School Libraries Hurting For Funds
A study of the status of Pennsylvania’s public school libraries shows a well-established system of librarians who may be spread too thin. About 73 percent of the commonwealth’s public schools have taken part in a study that reveals school libraries are hurting for funding and resources.
School librarians do more than shush students, says University of Pittsburgh professor Mary K. Biagini.
They help teachers with reading curricula, encourage kids to read outside of school, and they’re proven to be linked to high student achievement. But that’s only if they have the time.
In her analysis of a State Board of Education survey of Pennsylvania’s public school libraries, Biagini says 95 percent of responding schools have a library, but only 44 percent of their librarians are full time.
"Many of the librarians are serving multiple schools within their district, so students do not have access to the librarian, and sometimes the library throughout their school days," said Biagini.
She said such limitations will be borne out with lower student achievement.

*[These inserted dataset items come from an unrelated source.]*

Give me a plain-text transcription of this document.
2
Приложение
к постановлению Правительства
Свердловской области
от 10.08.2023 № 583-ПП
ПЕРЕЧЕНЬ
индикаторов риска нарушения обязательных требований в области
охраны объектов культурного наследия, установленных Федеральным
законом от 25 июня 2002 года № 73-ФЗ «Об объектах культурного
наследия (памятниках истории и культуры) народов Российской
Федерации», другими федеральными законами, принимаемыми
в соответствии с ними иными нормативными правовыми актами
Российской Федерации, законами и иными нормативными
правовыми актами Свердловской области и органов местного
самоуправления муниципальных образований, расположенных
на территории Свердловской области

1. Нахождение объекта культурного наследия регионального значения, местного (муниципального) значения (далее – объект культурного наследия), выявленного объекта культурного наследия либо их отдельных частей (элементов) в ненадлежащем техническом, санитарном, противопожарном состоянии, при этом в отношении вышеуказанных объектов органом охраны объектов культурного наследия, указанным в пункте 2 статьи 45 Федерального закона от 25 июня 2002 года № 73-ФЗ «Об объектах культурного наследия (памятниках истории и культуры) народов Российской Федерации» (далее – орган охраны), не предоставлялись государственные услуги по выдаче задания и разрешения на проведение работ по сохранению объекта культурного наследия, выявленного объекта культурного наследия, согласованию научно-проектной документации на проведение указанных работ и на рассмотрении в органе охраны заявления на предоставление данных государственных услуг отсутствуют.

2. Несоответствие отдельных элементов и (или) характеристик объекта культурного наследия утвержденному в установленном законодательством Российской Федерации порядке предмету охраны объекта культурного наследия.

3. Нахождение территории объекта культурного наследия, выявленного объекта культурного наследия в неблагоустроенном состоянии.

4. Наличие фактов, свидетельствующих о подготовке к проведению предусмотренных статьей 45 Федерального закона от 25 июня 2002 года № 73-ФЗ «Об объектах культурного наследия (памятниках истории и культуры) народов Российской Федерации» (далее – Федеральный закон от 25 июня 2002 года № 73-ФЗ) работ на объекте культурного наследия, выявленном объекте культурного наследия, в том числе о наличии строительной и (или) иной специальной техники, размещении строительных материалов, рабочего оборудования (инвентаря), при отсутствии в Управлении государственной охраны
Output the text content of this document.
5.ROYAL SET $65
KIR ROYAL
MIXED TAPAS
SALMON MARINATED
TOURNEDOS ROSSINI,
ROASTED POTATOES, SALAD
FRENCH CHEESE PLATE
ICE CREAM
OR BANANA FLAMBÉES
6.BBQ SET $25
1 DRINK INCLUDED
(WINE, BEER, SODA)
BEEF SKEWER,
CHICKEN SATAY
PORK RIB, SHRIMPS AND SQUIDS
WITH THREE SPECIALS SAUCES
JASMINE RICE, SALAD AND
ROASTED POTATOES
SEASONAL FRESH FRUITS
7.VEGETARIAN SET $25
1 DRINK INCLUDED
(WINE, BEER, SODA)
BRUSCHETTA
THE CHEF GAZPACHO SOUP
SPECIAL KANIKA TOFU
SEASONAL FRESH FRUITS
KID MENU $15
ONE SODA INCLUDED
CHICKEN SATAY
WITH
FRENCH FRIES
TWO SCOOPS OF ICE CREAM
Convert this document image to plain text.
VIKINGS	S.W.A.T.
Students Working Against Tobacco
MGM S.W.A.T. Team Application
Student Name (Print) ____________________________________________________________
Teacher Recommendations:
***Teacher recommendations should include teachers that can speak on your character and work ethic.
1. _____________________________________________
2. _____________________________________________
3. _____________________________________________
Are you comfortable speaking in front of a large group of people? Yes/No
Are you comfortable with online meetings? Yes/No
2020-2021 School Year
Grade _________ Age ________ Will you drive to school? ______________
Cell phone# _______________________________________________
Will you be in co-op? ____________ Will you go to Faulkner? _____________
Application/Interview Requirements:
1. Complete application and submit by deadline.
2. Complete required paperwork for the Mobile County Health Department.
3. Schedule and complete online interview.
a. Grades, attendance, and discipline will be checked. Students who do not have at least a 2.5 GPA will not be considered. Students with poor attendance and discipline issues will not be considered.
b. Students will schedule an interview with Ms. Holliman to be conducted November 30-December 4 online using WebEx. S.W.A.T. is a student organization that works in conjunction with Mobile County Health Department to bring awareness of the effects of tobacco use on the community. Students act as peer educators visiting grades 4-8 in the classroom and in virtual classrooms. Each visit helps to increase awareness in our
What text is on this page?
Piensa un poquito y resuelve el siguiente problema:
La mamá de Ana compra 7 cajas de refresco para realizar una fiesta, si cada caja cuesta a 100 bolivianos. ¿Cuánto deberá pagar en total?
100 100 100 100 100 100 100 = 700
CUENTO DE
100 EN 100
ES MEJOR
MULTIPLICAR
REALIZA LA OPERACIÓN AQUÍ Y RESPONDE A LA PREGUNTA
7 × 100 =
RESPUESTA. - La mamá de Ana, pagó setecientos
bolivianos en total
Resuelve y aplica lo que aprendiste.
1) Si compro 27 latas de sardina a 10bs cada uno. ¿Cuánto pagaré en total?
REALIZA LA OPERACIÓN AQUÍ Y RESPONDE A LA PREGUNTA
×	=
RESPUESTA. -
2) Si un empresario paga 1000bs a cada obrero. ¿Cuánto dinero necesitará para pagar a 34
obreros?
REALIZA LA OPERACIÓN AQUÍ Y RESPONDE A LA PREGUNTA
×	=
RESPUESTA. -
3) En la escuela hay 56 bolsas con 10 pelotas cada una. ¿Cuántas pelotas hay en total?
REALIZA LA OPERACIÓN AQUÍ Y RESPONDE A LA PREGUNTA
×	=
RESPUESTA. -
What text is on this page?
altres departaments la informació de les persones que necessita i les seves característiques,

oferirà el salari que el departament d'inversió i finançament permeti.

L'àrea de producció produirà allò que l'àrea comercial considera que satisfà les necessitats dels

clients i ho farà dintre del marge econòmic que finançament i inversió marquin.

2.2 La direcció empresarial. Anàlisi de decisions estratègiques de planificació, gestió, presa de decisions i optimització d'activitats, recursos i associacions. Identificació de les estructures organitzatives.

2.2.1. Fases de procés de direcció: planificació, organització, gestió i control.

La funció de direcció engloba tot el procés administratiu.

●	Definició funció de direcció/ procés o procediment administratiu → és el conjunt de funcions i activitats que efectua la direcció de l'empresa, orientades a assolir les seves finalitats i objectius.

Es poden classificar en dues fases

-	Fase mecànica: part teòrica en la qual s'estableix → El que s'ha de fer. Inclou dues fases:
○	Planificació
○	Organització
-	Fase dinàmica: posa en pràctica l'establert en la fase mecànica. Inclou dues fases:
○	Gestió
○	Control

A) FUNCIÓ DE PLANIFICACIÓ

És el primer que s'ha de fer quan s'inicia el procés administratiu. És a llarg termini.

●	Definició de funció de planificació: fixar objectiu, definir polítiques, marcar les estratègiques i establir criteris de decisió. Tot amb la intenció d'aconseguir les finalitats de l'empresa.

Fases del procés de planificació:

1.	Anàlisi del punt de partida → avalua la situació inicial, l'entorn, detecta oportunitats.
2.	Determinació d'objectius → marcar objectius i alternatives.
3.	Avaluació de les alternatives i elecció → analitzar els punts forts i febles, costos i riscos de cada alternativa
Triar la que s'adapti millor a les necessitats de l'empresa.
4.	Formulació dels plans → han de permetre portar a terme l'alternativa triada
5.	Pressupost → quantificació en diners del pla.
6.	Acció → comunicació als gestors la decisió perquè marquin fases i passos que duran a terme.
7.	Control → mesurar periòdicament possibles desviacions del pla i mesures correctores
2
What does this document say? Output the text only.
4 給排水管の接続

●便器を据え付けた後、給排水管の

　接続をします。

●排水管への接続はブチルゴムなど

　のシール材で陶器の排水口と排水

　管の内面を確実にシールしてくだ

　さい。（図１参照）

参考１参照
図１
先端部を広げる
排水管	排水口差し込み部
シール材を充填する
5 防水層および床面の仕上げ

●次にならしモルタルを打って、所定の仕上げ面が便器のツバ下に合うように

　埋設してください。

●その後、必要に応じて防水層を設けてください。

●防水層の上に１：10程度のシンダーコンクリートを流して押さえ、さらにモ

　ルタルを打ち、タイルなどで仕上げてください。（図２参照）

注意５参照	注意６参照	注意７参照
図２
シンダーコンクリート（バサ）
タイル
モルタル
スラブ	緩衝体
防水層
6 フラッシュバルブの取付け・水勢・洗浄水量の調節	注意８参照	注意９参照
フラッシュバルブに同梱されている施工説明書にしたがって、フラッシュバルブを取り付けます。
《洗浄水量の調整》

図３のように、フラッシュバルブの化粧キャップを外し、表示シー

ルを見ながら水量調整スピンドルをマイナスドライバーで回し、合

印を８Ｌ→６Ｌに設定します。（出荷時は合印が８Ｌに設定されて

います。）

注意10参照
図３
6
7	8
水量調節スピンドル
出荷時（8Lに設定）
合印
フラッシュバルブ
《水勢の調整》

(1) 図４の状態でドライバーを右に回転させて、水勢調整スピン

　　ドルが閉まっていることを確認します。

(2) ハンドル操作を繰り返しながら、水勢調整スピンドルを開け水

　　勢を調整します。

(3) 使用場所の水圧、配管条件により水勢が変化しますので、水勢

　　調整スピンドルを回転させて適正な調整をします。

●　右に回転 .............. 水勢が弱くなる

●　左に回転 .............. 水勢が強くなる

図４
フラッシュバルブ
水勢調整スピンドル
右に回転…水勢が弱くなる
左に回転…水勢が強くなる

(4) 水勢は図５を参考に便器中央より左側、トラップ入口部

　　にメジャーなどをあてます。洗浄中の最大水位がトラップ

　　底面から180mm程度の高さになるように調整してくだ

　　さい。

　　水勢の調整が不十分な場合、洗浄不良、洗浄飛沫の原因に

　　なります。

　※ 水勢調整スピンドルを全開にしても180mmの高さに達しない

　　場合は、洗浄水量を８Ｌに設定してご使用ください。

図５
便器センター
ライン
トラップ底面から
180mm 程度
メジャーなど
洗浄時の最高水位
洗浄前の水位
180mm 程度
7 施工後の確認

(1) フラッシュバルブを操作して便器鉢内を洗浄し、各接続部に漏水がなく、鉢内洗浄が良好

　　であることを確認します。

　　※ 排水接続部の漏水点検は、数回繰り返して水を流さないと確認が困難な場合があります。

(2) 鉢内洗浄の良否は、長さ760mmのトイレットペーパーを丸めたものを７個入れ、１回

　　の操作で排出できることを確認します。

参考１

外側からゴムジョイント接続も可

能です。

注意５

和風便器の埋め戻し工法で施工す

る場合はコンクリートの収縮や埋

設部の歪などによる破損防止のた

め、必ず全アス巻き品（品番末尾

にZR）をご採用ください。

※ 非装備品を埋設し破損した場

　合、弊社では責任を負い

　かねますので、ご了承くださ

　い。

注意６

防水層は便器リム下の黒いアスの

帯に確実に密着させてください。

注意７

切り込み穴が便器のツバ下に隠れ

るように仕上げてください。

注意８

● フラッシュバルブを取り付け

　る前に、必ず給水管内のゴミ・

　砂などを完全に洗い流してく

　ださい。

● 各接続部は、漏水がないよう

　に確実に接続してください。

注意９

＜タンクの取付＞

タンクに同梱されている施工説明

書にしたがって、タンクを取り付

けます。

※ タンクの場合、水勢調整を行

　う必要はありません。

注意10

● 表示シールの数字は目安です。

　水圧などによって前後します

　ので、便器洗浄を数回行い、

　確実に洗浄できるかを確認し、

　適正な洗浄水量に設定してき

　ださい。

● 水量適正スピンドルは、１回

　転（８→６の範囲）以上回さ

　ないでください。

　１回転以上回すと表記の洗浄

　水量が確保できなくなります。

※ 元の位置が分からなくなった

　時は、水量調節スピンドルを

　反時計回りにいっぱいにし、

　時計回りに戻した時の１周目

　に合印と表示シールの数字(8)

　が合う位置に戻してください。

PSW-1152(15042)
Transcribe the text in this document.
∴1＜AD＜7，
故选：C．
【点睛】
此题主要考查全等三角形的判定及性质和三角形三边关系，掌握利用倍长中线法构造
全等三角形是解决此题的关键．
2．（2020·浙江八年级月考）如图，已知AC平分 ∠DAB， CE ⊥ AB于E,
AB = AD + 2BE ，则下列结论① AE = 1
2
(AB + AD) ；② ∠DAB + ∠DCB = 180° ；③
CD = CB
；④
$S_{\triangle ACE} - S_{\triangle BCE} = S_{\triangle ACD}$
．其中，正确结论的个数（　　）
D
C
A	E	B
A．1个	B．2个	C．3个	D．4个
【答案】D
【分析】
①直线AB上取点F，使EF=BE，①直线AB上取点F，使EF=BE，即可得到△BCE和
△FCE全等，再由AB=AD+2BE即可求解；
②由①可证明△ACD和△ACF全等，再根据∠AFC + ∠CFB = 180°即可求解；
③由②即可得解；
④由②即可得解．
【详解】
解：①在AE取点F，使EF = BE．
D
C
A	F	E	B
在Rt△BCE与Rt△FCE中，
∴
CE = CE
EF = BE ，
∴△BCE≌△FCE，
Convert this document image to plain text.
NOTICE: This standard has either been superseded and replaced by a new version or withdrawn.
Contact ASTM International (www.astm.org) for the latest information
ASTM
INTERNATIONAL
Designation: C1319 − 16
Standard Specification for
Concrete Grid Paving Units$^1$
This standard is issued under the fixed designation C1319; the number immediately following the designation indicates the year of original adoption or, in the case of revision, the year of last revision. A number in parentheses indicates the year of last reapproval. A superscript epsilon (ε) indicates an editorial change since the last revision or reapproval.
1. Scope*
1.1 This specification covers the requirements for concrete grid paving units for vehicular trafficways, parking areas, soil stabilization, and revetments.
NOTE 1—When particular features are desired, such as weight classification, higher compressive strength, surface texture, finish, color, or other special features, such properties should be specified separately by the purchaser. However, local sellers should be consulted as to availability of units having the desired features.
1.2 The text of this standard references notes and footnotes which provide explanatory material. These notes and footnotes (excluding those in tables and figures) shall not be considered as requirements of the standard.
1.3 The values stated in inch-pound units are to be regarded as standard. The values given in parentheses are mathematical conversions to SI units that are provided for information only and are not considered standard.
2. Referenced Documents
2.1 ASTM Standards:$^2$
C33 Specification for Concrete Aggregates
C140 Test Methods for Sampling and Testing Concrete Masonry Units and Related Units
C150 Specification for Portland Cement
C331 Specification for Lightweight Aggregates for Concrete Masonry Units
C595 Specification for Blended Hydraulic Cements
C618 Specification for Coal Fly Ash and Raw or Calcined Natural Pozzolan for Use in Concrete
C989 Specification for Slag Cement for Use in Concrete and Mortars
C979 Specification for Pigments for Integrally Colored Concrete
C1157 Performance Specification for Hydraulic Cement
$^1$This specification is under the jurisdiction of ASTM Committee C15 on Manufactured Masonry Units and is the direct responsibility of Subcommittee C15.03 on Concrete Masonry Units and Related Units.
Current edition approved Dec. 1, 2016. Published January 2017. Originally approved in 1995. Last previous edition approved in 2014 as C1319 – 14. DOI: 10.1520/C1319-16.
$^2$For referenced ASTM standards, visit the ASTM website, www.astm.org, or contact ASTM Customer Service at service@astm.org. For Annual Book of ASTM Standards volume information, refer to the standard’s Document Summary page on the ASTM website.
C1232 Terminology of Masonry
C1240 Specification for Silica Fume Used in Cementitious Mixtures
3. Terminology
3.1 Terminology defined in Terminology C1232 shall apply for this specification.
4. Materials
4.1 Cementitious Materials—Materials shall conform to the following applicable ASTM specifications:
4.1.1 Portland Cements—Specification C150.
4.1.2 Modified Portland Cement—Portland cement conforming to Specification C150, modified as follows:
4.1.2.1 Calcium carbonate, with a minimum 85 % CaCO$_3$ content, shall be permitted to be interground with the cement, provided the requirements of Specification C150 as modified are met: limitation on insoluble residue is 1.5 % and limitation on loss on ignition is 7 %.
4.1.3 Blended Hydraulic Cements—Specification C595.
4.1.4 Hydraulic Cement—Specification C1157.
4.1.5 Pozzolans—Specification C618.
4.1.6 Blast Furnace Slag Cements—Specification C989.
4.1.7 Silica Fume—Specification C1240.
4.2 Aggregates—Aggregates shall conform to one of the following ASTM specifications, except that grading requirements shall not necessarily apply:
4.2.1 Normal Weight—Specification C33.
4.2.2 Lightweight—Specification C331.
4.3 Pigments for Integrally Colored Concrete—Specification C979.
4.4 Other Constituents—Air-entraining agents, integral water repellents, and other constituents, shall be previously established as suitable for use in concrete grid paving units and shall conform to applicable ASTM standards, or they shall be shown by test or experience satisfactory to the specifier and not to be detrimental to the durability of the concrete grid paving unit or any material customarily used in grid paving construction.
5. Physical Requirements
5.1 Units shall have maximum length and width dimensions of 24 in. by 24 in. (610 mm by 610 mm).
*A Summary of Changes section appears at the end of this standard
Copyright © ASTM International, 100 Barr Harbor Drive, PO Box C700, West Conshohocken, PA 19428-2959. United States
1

"We find that schools that have school libraries that are adequately staffed, funded, have higher academic success than those who do not. So this is really the key consideration."
Education advocates say the most recent snapshot of school libraries is even more disappointing. They say the survey done in 2011 doesn’t reflect the most recent cuts to library programming.
Eileen Kern, president of the Pennsylvania School Librarians Association, said her group did its own follow-up study during the 2011-2012 school year, the year following the state’s 2010-2011 survey.
"And we found that an additional 198 schools eliminated or reduced their services from the previous year. This amounts to about 100 thousand students with limited access to their library programs over the previous year," Kern said.
The Education Law Center of Philadelphia and others say school libraries are more vulnerable to cuts because they don’t receive dedicated state funding and are not bound by statewide standards. They’re calling on the commonwealth to require regular monitoring of school library programming and establish binding standards for school libraries.